I agree that bigger efforts should be taken to protect intellectual property, but I have some reflexions for you: If the "knockoff" is not a copy, but it is a "inspired by" product, is it bad? I really think that if you make an exact copy and brand it as if it its original, then you are doing wrong, wherever you brake the law or not. But lets think about this: Is not the original 1006 Emeco an almost exact replica of a wood chair?. IIRC, the inventor was not good at designing furniture, but he was very good at making things, mostly metallic. Was he "stealing" the design? Is almost everyone partially copying others when designing most, not all, furniture? (because all have to be designed by standards, and most of them have 4 legs, same seat heights, and other equivalent features just to be functional) Also, another important point; the Emeco discussion gained importance with the current Chinese versions, basically because of its price, easily 5 times or more less.... but, what did Emeco said when at is first glory time, in the 50-60's, when other American companies presented their obviously copied versions, like Goodform, Ohio Chair and Art Metal... Just because they are American then it is different? or maybe the difference in their price was not that great? Quality is another thing. Its known that Emeco chairs will last a life time while the Chinese versions don't, its known that Emeco finishes are better, etc... but while one has not been deceived and is aware that is buying a lower quality product to benefit from lower prices, then, should it be okay?
Try this: Spend countless hours designing and developing something. Then, when you have a producti you can sell, someone copies your design and sells it for a fraction of the cost of your item. Sure puts a crimp on people coming up with new and better designs.
Other than patents, are there copyrights for manufactured goods in effect anywhere?
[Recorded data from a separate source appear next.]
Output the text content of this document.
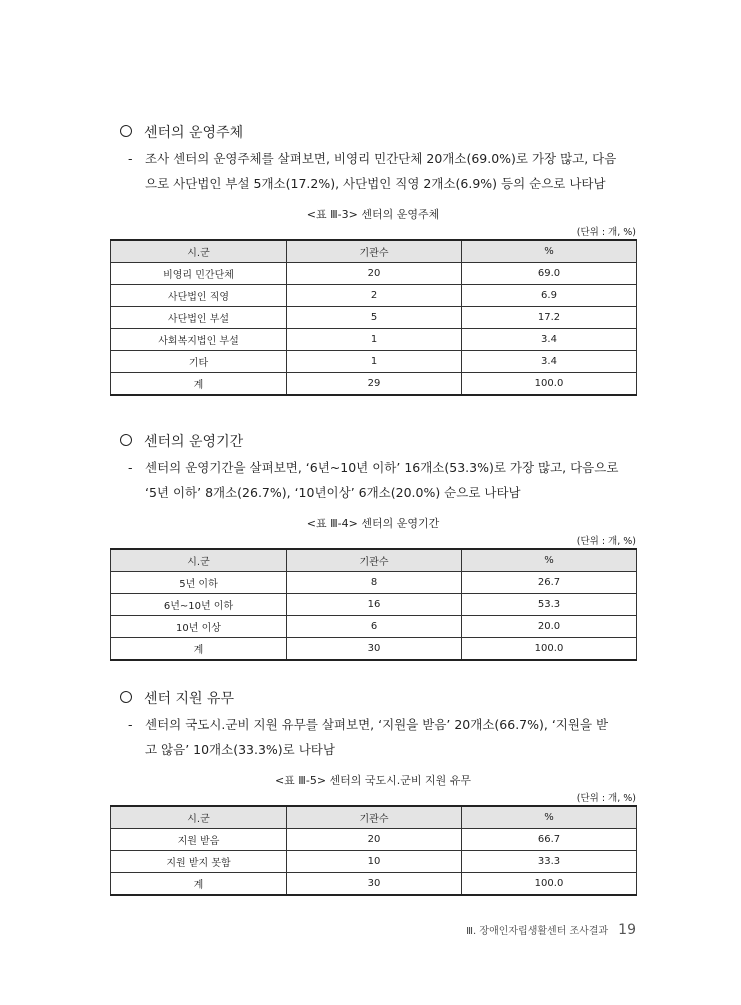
센터의 운영주체
- 조사 센터의 운영주체를 살펴보면, 비영리 민간단체 20개소(69.0%)로 가장 많고, 다음
으로 사단법인 부설 5개소(17.2%), 사단법인 직영 2개소(6.9%) 등의 순으로 나타남
<표 Ⅲ-3> 센터의 운영주체
(단위 : 개, %)
시.군	기관수	%
비영리 민간단체	20	69.0
사단법인 직영	2	6.9
사단법인 부설	5	17.2
사회복지법인 부설	1	3.4
기타	1	3.4
계	29	100.0
센터의 운영기간
- 센터의 운영기간을 살펴보면, ‘6년~10년 이하’ 16개소(53.3%)로 가장 많고, 다음으로
‘5년 이하’ 8개소(26.7%), ‘10년이상’ 6개소(20.0%) 순으로 나타남
<표 Ⅲ-4> 센터의 운영기간
(단위 : 개, %)
시.군	기관수	%
5년 이하	8	26.7
6년~10년 이하	16	53.3
10년 이상	6	20.0
계	30	100.0
센터 지원 유무
- 센터의 국도시.군비 지원 유무를 살펴보면, ‘지원을 받음’ 20개소(66.7%), ‘지원을 받
고 않음’ 10개소(33.3%)로 나타남
<표 Ⅲ-5> 센터의 국도시.군비 지원 유무
(단위 : 개, %)
시.군	기관수	%
지원 받음	20	66.7
지원 받지 못함	10	33.3
계	30	100.0
Ⅲ. 장애인자립생활센터 조사결과 19
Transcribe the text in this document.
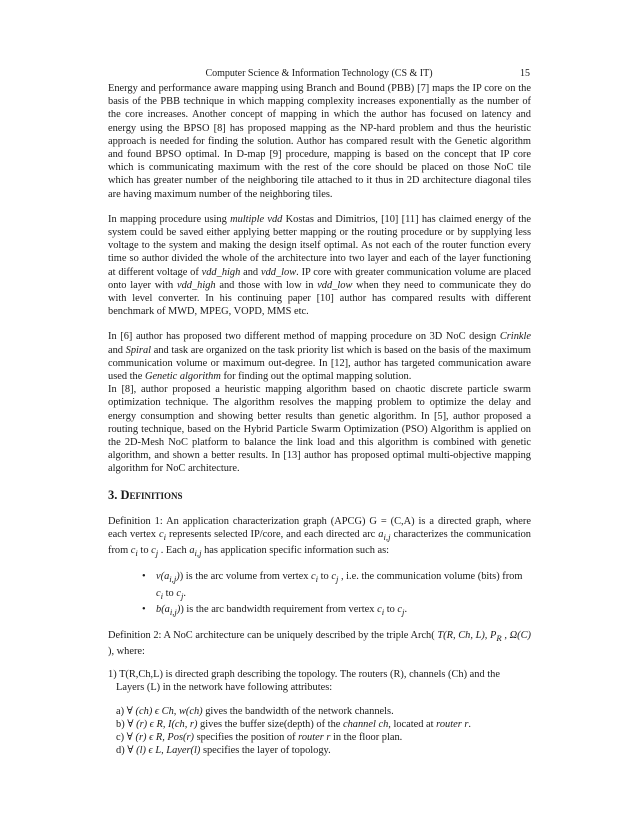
Computer Science & Information Technology (CS & IT)	15

Energy and performance aware mapping using Branch and Bound (PBB) [7] maps the IP core on the basis of the PBB technique in which mapping complexity increases exponentially as the number of the core increases. Another concept of mapping in which the author has focused on latency and energy using the BPSO [8] has proposed mapping as the NP-hard problem and thus the heuristic approach is needed for finding the solution. Author has compared result with the Genetic algorithm and found BPSO optimal. In D-map [9] procedure, mapping is based on the concept that IP core which is communicating maximum with the rest of the core should be placed on those NoC tile which has greater number of the neighboring tile attached to it thus in 2D architecture diagonal tiles are having maximum number of the neighboring tiles.

In mapping procedure using multiple vdd Kostas and Dimitrios, [10] [11] has claimed energy of the system could be saved either applying better mapping or the routing procedure or by supplying less voltage to the system and making the design itself optimal. As not each of the router function every time so author divided the whole of the architecture into two layer and each of the layer functioning at different voltage of vdd_high and vdd_low. IP core with greater communication volume are placed onto layer with vdd_high and those with low in vdd_low when they need to communicate they do with level converter. In his continuing paper [10] author has compared results with different benchmark of MWD, MPEG, VOPD, MMS etc.

In [6] author has proposed two different method of mapping procedure on 3D NoC design Crinkle and Spiral and task are organized on the task priority list which is based on the basis of the maximum communication volume or maximum out-degree. In [12], author has targeted communication aware used the Genetic algorithm for finding out the optimal mapping solution.

In [8], author proposed a heuristic mapping algorithm based on chaotic discrete particle swarm optimization technique. The algorithm resolves the mapping problem to optimize the delay and energy consumption and showing better results than genetic algorithm. In [5], author proposed a routing technique, based on the Hybrid Particle Swarm Optimization (PSO) Algorithm is applied on the 2D-Mesh NoC platform to balance the link load and this algorithm is combined with genetic algorithm, and shown a better results. In [13] author has proposed optimal multi-objective mapping algorithm for NoC architecture.

3. Definitions

Definition 1: An application characterization graph (APCG) G = (C,A) is a directed graph, where each vertex $c_i$ represents selected IP/core, and each directed arc $a_{i,j}$ characterizes the communication from $c_i$ to $c_j$ . Each $a_{i,j}$ has application specific information such as:

• $v(a_{i,j})$) is the arc volume from vertex $c_i$ to $c_j$ , i.e. the communication volume (bits) from
$c_i$ to $c_j$.
• $b(a_{i,j})$) is the arc bandwidth requirement from vertex $c_i$ to $c_j$.

Definition 2: A NoC architecture can be uniquely described by the triple Arch( T(R, Ch, L), $P_R$ , Ω(C) ), where:

1) T(R,Ch,L) is directed graph describing the topology. The routers (R), channels (Ch) and the
Layers (L) in the network have following attributes:

a) ∀ (ch) ϵ Ch, w(ch) gives the bandwidth of the network channels.

b) ∀ (r) ϵ R, I(ch, r) gives the buffer size(depth) of the channel ch, located at router r.

c) ∀ (r) ϵ R, Pos(r) specifies the position of router r in the floor plan.

d) ∀ (l) ϵ L, Layer(l) specifies the layer of topology.
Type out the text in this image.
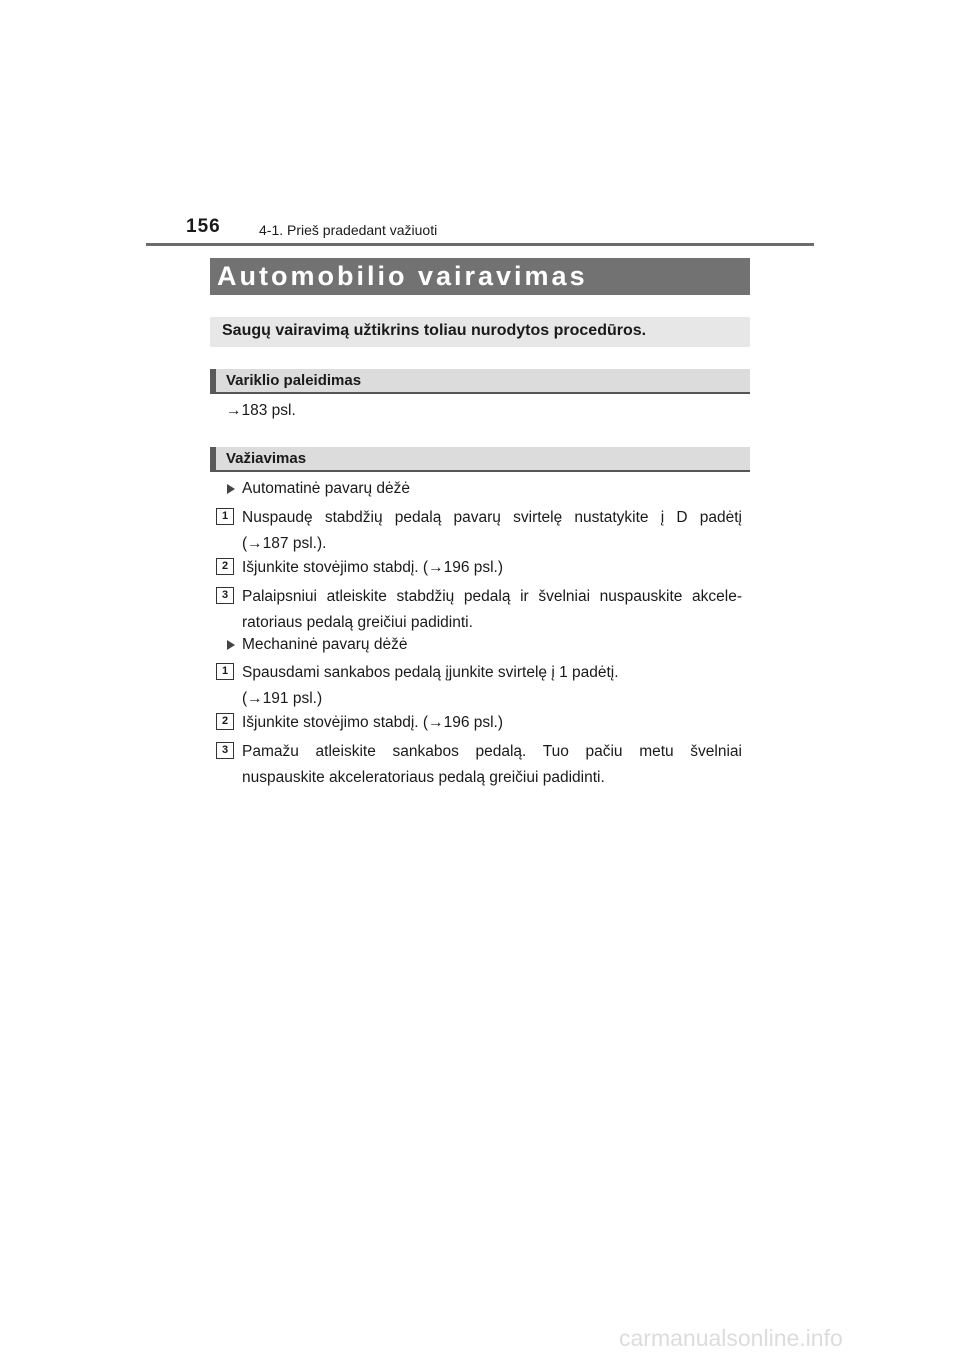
156	4-1. Prieš pradedant važiuoti
Automobilio vairavimas
Saugų vairavimą užtikrins toliau nurodytos procedūros.
Variklio paleidimas
→183 psl.
Važiavimas
Automatinė pavarų dėžė
1 Nuspaudę stabdžių pedalą pavarų svirtelę nustatykite į D padėtį
(→187 psl.).
2 Išjunkite stovėjimo stabdį. (→196 psl.)
3 Palaipsniui atleiskite stabdžių pedalą ir švelniai nuspauskite akcele-
ratoriaus pedalą greičiui padidinti.
Mechaninė pavarų dėžė
1 Spausdami sankabos pedalą įjunkite svirtelę į 1 padėtį.
(→191 psl.)
2 Išjunkite stovėjimo stabdį. (→196 psl.)
3 Pamažu atleiskite sankabos pedalą. Tuo pačiu metu švelniai
nuspauskite akceleratoriaus pedalą greičiui padidinti.
carmanualsonline.info
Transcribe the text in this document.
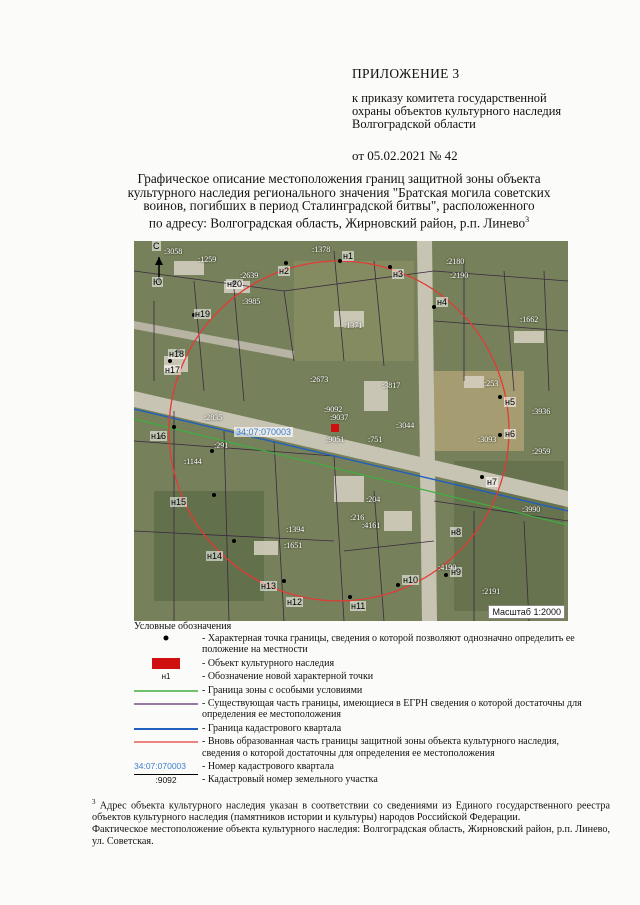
ПРИЛОЖЕНИЕ 3
к приказу комитета государственной
охраны объектов культурного наследия
Волгоградской области
от 05.02.2021 № 42
Графическое описание местоположения границ защитной зоны объекта
культурного наследия регионального значения "Братская могила советских
воинов, погибших в период Сталинградской битвы", расположенного
по адресу: Волгоградская область, Жирновский район, р.п. Линево$^3$
С
Ю
н1
н2	н3
н4
н5
н6
н7
н8
н9
н10
н11
н12
н13
н14
н15
н16
н17
н18
н19
н20
34:07:070003
:3058
:1259
:1378
:2639
:3985
:1371
:2673
:3817	:253
:9092
:9037
:9051	:751
:3044
:2835
:1144
:291
:204
:1394
:2190
:2191
:4190
:3093
:3936
:1662
:3990
:1651
:2180
:216
:4161
:2959
Масштаб 1:2000
Условные обозначения
- Характерная точка границы, сведения о которой позволяют однозначно определить ее положение на местности
- Объект культурного наследия
н1	- Обозначение новой характерной точки
- Граница зоны с особыми условиями
- Существующая часть границы, имеющиеся в ЕГРН сведения о которой достаточны для определения ее местоположения
- Граница кадастрового квартала
- Вновь образованная часть границы защитной зоны объекта культурного наследия, сведения о которой достаточны для определения ее местоположения
34:07:070003	- Номер кадастрового квартала
:9092	- Кадастровый номер земельного участка

$^3$ Адрес объекта культурного наследия указан в соответствии со сведениями из Единого государственного реестра объектов культурного наследия (памятников истории и культуры) народов Российской Федерации.

Фактическое местоположение объекта культурного наследия: Волгоградская область, Жирновский район, р.п. Линево, ул. Советская.
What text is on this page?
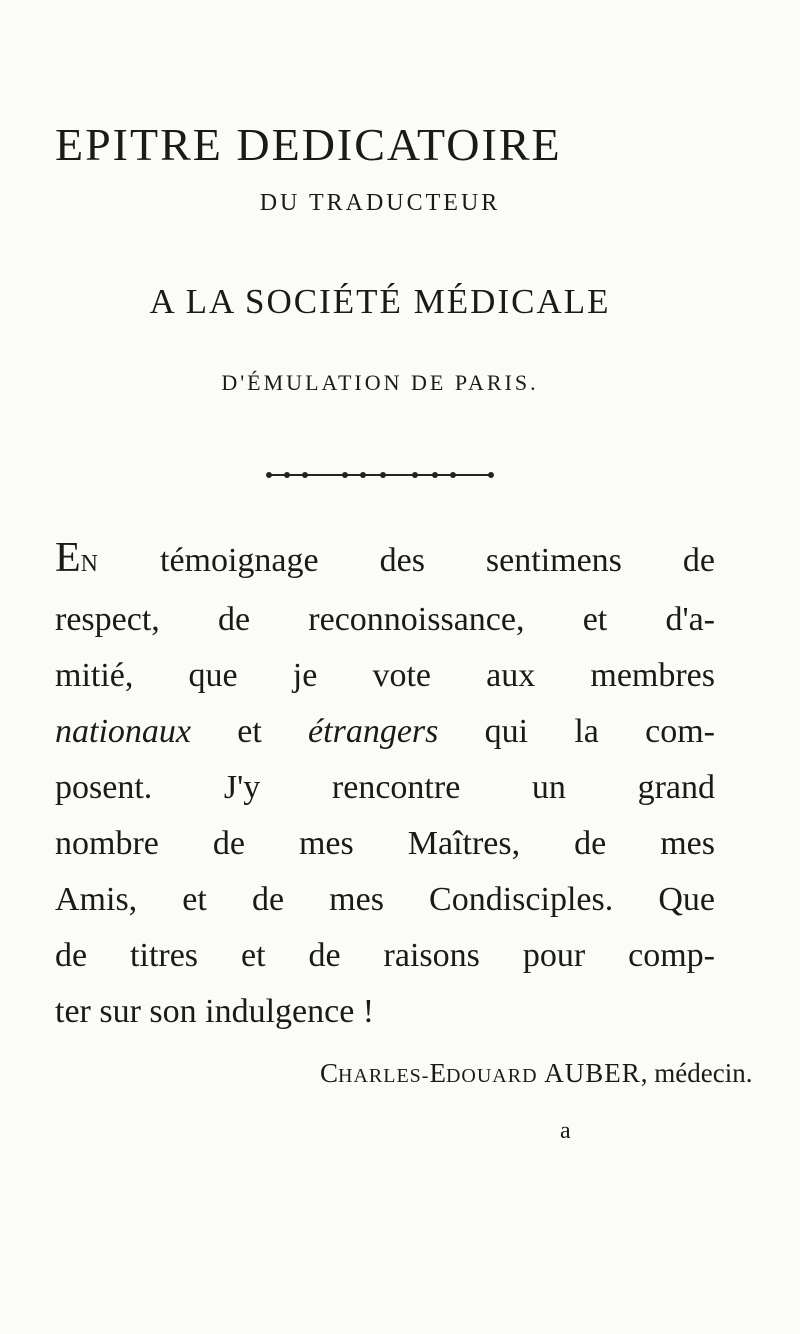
EPITRE DEDICATOIRE
DU TRADUCTEUR
A LA SOCIÉTÉ MÉDICALE
D'ÉMULATION DE PARIS.
EN témoignage des sentimens de
respect, de reconnoissance, et d'a-
mitié, que je vote aux membres
nationaux et étrangers qui la com-
posent. J'y rencontre un grand
nombre de mes Maîtres, de mes
Amis, et de mes Condisciples. Que
de titres et de raisons pour comp-
ter sur son indulgence !
CHARLES-EDOUARD AUBER, médecin.
a
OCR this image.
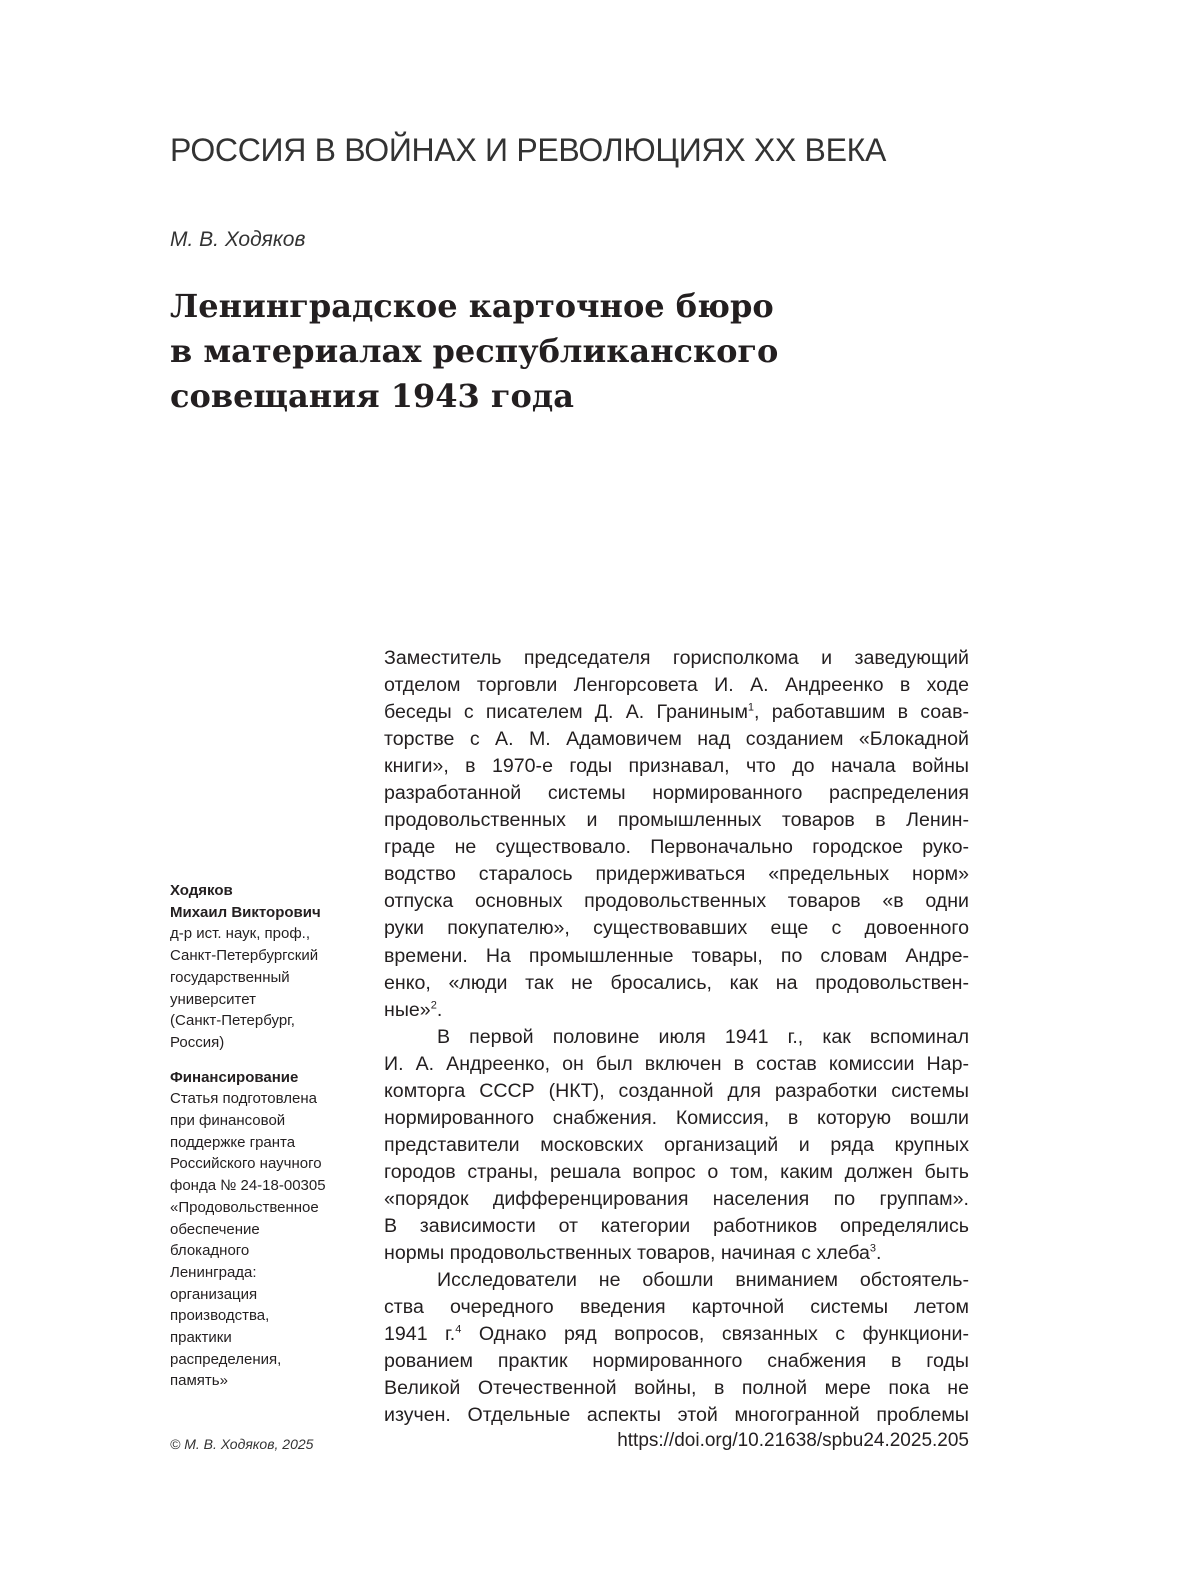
РОССИЯ В ВОЙНАХ И РЕВОЛЮЦИЯХ XX ВЕКА
М. В. Ходяков
Ленинградское карточное бюро
в материалах республиканского
совещания 1943 года
Ходяков
Михаил Викторович
д-р ист. наук, проф.,
Санкт-Петербургский
государственный
университет
(Санкт-Петербург,
Россия)
Финансирование
Статья подготовлена
при финансовой
поддержке гранта
Российского научного
фонда № 24-18-00305
«Продовольственное
обеспечение
блокадного
Ленинграда:
организация
производства,
практики
распределения,
память»
Заместитель председателя горисполкома и заведующий
отделом торговли Ленгорсовета И. А. Андреенко в ходе
беседы с писателем Д. А. Граниным$^1$, работавшим в соав-
торстве с А. М. Адамовичем над созданием «Блокадной
книги», в 1970-е годы признавал, что до начала войны
разработанной системы нормированного распределения
продовольственных и промышленных товаров в Ленин-
граде не существовало. Первоначально городское руко-
водство старалось придерживаться «предельных норм»
отпуска основных продовольственных товаров «в одни
руки покупателю», существовавших еще с довоенного
времени. На промышленные товары, по словам Андре-
енко, «люди так не бросались, как на продовольствен-
ные»$^2$.
В первой половине июля 1941 г., как вспоминал
И. А. Андреенко, он был включен в состав комиссии Нар-
комторга СССР (НКТ), созданной для разработки системы
нормированного снабжения. Комиссия, в которую вошли
представители московских организаций и ряда крупных
городов страны, решала вопрос о том, каким должен быть
«порядок дифференцирования населения по группам».
В зависимости от категории работников определялись
нормы продовольственных товаров, начиная с хлеба$^3$.
Исследователи не обошли вниманием обстоятель-
ства очередного введения карточной системы летом
1941 г.$^4$ Однако ряд вопросов, связанных с функциони-
рованием практик нормированного снабжения в годы
Великой Отечественной войны, в полной мере пока не
изучен. Отдельные аспекты этой многогранной проблемы
© М. В. Ходяков, 2025	https://doi.org/10.21638/spbu24.2025.205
And if there are, what are the prospects for an international consensus for enforcing these copyrights across borders?
The bottom line is the bottom line on this. Sorry, I will not pay thousands of dollars for an outfit or a chair or what have you. Now in general, I don't buy knock-offs, because the designer items are usually ugly or uncomfortable. I generally like a lot of non-designer items better anyway, so I will save my money and use it on going places, doing things. After all experiences are one thing that can never be taken away by flood, fire, etc. Things like this can and quite often are destroyed by various events in our lives.
Good article highlighting another cost society pays for its lack of wholeness by its loss of greater artistic expression and enjoyment. Hopefully we will grow out of this in the centuries ahead. While great design is always wanted and needed, existing inequities effectively prevents it from being well supported and flourishing. I think of knock-offs as an early clinical sign of dis-ease shown in every form and aspect of enterprise not grounded in integrity and good governance and existing within an unhealthy environment. The article referenced above and the ensuring comments begin to round out the conversation and are worth reading.